Gastrointestinal stromal tumours: ESMO-EURACAN Clinical Practice Guidelines for diagnosis, treatment and follow-up
Abstract
Gastrointestinal stromal tumours (GISTs) are rare tumours, with an estimated unadjusted incidence of around 1/100 000/year. This only covers clinically relevant GISTs, since, if investigated, a much higher number of lesions LESS-THAN OR EQUAL TO 1 cm in diameter (microGISTs) can be found at histopathological examination of stomach tissue in middle-aged and elderly individuals.
There is a slight prevalence in males. The median age is around 60-65 years, with a wide range.
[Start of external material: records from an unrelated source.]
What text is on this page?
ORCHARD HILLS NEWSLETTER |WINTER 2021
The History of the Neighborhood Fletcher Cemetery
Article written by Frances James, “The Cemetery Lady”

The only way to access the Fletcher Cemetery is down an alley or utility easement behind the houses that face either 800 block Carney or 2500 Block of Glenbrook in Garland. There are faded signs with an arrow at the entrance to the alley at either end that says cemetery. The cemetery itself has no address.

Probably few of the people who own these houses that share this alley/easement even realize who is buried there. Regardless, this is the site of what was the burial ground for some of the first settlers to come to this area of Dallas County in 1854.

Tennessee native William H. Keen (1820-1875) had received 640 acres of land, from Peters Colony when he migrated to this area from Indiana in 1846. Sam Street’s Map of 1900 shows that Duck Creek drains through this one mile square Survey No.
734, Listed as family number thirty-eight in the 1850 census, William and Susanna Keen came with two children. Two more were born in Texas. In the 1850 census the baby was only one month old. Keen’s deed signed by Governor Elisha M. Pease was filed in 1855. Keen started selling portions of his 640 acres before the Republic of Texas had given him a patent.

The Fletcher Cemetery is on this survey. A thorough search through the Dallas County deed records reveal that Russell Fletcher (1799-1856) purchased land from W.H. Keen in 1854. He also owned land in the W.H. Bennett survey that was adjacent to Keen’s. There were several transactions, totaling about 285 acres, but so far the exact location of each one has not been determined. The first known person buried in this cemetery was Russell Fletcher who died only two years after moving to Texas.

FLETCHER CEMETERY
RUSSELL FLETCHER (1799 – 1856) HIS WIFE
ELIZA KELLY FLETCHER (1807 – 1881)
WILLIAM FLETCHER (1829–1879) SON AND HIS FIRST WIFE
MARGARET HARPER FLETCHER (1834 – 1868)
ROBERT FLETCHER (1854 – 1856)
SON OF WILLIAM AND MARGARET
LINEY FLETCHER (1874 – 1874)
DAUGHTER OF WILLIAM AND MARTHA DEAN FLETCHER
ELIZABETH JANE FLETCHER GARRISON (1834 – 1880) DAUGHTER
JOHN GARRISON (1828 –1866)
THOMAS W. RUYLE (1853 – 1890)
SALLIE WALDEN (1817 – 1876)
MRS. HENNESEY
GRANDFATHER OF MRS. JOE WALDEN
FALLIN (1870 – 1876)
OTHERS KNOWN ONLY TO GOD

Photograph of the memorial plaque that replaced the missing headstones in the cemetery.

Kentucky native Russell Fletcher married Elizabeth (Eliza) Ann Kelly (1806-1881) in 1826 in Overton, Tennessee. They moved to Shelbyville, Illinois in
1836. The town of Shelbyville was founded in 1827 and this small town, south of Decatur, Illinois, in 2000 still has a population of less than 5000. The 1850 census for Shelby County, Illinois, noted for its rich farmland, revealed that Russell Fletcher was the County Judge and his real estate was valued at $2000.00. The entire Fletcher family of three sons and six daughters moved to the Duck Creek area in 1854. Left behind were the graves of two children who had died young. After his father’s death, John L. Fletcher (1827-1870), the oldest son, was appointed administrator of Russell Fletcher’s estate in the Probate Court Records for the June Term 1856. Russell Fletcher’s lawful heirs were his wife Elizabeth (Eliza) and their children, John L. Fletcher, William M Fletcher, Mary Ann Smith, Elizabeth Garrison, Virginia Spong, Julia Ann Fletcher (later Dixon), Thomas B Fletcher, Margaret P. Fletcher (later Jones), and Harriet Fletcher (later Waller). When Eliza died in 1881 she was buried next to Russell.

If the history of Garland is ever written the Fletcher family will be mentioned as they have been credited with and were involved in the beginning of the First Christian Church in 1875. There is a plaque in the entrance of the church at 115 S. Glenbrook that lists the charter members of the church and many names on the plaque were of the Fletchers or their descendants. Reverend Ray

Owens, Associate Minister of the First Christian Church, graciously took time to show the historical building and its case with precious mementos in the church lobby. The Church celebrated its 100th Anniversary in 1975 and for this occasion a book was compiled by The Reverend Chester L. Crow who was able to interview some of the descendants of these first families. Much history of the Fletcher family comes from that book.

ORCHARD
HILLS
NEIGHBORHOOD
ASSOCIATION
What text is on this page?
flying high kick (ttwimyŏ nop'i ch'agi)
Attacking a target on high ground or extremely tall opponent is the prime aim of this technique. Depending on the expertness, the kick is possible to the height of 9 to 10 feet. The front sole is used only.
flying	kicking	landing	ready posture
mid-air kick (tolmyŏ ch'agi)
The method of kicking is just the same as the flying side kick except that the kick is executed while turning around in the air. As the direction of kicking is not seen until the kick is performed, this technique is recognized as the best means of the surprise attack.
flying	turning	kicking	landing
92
Occurrence in children is very rare. Paediatric GIST represents a clinically and molecularly distinct subset, marked by female predominance, absence of KIT/platelet-derived growth factor alpha (PDGFRA) mutations, frequent mutations or silencing of the four genes that encode the subunits of the succinate dehydrogenase (SDH) enzyme complex, gastric multicentric location and possible lymph node metastases.
Some syndromes are linked to GISTs: The Carney triad syndrome, marked by gastric GISTs, paraganglioma and pulmonary chondromas (these may occur at different ages); Carney-Stratakis syndrome, marked by a dyad of GIST and paraganglioma; and Neurofibromatosis type 1(NF1), possibly leading to wild-type (WT), often multicentric GIST, predominantly located in the small bowel. Families with germline autosomal dominant mutations of KIT are an extremely rare finding, presenting with multiple GISTs at an early age, possibly along with other associated features such as pigmented skin macules, urticaria pigmentosa and diffuse hyperplasia of the interstitial cells of Cajal in the gut wall.